В окне нового барака мерцает неровный свет.

— Электричества у них еще нет, конечно, — говорит Шарлемань. Он крепко целует жену и вскакивает на велосипед.

Берта не успела вернуться в дом, как потух свет в бледном окне нового барака, в ста метрах от ее двери. Из него выходит Саид и идет к заводу напрямик, по высокой мокрой траве.

Во время первого перерыва, загрузив «свои» печи и поставив на место разгрузочную машину, Шарлемань вышел из мартеновского и направился в томасовский цех.

У Саида работа в разгаре. Надо переждать, пусть закончит.

Шарлемань подошел к Эктору, который издали присматривает за своим раскаленным варевом, и спросил:

— Который?

— Вон тот, — показал Эктор жестом, так как слова тонули, словно в шуме ветра. Ветра тут не чувствуешь, только слышишь его гудение. И нигде неизбежное сочетание ветра и расплавленного металла не поражает так сильно, как здесь. Таково по крайней мере ощущение Шарлеманя, привыкшего к своему мартеновскому цеху. Даже сама домна огромная, с мощной водяной рубашкой и тоннами скрытого в ней металла не производит такого сильного впечатления… Даже ураган в море не так страшен. Шквал, который обрывает дыхание, загоняет обратно в легкие ледяной влажный воздух — все ничто в сравнении с этим цехом… И тот, кому это не знакомо, тот чужой в цехе, пришлый турист, от которого скрыто главное… он не знает, что над каждой из этих шести трубок-фурм тридцать тонн огня, висящего в воздухе, мощный воздушный напор поддерживает их; эти тонны огня как бы плавают в воздухе над дырявым днищем. Ветер неумолчно гудит в ушах, и кажется, будто он пронизывает вас с головы до ног, впиваясь в вашу плоть, учащая ваш пульс, усиливая жар в крови и окрашивая ее в более темный цвет. Здесь все дрожит, как же не дрожать и вам? Вибрируют железные балки, рельсы, металлические колонны, пятиметровые печи, перекрытия и дырявая прогоревшая крыша. И отдельно вибрирует все покрывающая пыль.

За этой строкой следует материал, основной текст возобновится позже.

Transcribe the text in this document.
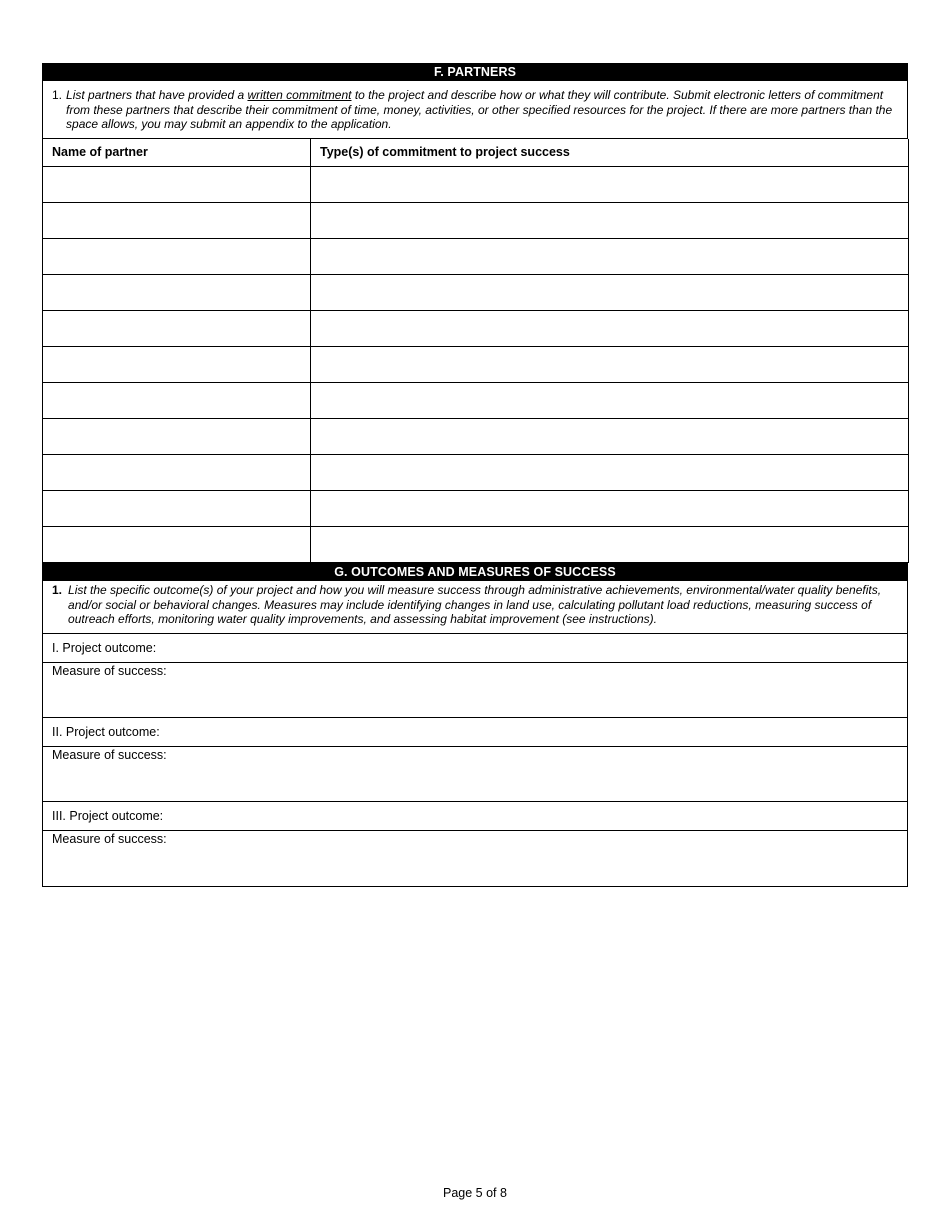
F. PARTNERS
1. List partners that have provided a written commitment to the project and describe how or what they will contribute. Submit electronic letters of commitment from these partners that describe their commitment of time, money, activities, or other specified resources for the project. If there are more partners than the space allows, you may submit an appendix to the application.
Name of partner	Type(s) of commitment to project success

G. OUTCOMES AND MEASURES OF SUCCESS
1. List the specific outcome(s) of your project and how you will measure success through administrative achievements, environmental/water quality benefits, and/or social or behavioral changes. Measures may include identifying changes in land use, calculating pollutant load reductions, measuring success of outreach efforts, monitoring water quality improvements, and assessing habitat improvement (see instructions).
I. Project outcome:
Measure of success:
II. Project outcome:
Measure of success:
III. Project outcome:
Measure of success:
Page 5 of 8
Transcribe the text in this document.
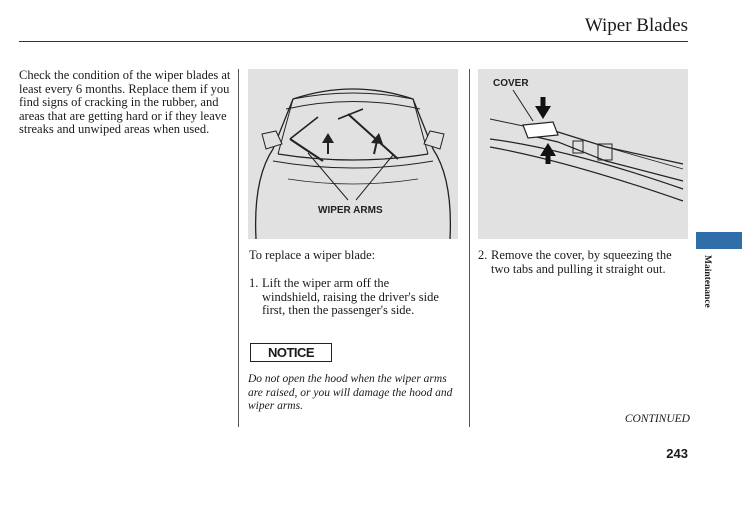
Wiper Blades
Check the condition of the wiper blades at least every 6 months. Replace them if you find signs of cracking in the rubber, and areas that are getting hard or if they leave streaks and unwiped areas when used.
WIPER ARMS
COVER
To replace a wiper blade:
1. Lift the wiper arm off the windshield, raising the driver's side first, then the passenger's side.
NOTICE
Do not open the hood when the wiper arms are raised, or you will damage the hood and wiper arms.
2. Remove the cover, by squeezing the two tabs and pulling it straight out.
CONTINUED
243
Maintenance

Дрожит кровь в ваших венах, не от страха, конечно, просто и ее захватывает ритм непрерывной восьмичасовой вибраций… Бывает, что человека преследуют какие-то мелочи, дурацкая песенка или просто случайный мотив… И сейчас в гудении стремительно рвущегося воздуха Шарлеманю чудился хриплый и грубый женский голос, напевающий по-немецки: «Ветер… поет мне песню…» Прямо смешно… да, видно, ты стареешь, Шарлемань… Но и в самом деле хаос сливался в какую-то фантастическую мелодию.

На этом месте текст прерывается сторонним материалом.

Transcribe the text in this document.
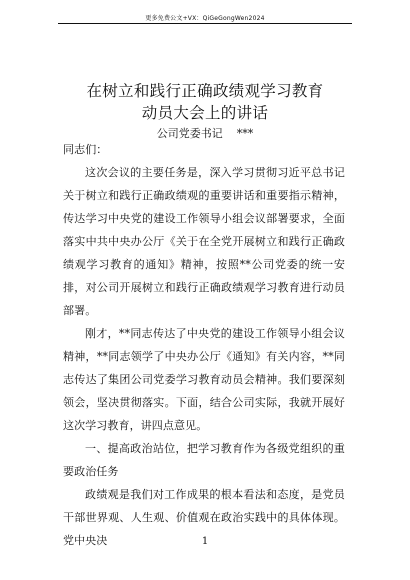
更多免费公文+VX：QiGeGongWen2024
在树立和践行正确政绩观学习教育
动员大会上的讲话
公司党委书记 ***

同志们：

这次会议的主要任务是，深入学习贯彻习近平总书记关于树立和践行正确政绩观的重要讲话和重要指示精神，传达学习中央党的建设工作领导小组会议部署要求，全面落实中共中央办公厅《关于在全党开展树立和践行正确政绩观学习教育的通知》精神，按照**公司党委的统一安排，对公司开展树立和践行正确政绩观学习教育进行动员部署。

刚才，**同志传达了中央党的建设工作领导小组会议精神，**同志领学了中央办公厅《通知》有关内容，**同志传达了集团公司党委学习教育动员会精神。我们要深刻领会，坚决贯彻落实。下面，结合公司实际，我就开展好这次学习教育，讲四点意见。

一、提高政治站位，把学习教育作为各级党组织的重要政治任务

政绩观是我们对工作成果的根本看法和态度，是党员干部世界观、人生观、价值观在政治实践中的具体体现。党中央决	1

Невыносимый свет бьет прямо в глаза, ослепляя как солнце, этот страшный свет заливает все кругом, и окружающие предметы выступают с поразительной четкостью — заклепки, звенья, цепи… Несмотря на ночное время, можно пересчитать и разглядеть каждую заклепку на поясе, охватывающем выпуклую печь, точно поводья, которые надели на нее, точно намордник, отчетливо видны бесконечные ряды выступов на ферме, поддерживающей крышу, и у каждого из них своя игра света и тени, ясно видна и побелевшая полоса железа возле самого огня, у защитных решеток. Ослепленный взгляд, стараясь избежать нестерпимо яркого света, невольно цепляется за стальные выпуклости, ощупывает, подобно пальцам слепого, шесть конвертеров, которые всегда находятся в разных положениях — один опустил зев к самой земле, другой задрал его вверх, точно мортиру, выпуская сноп огня на уровне лица. Они напоминают качели на ярмарке: одни в воздухе, другие внизу, третьи только поднимаются, а четвертые уже тормозят на спуске. Словом, все они качаются, вращаются на своих осях, подобно старинным маслодельным бочкам, и в конце концов, в момент выпуска плавки, опускаются глоткой вниз, к земле.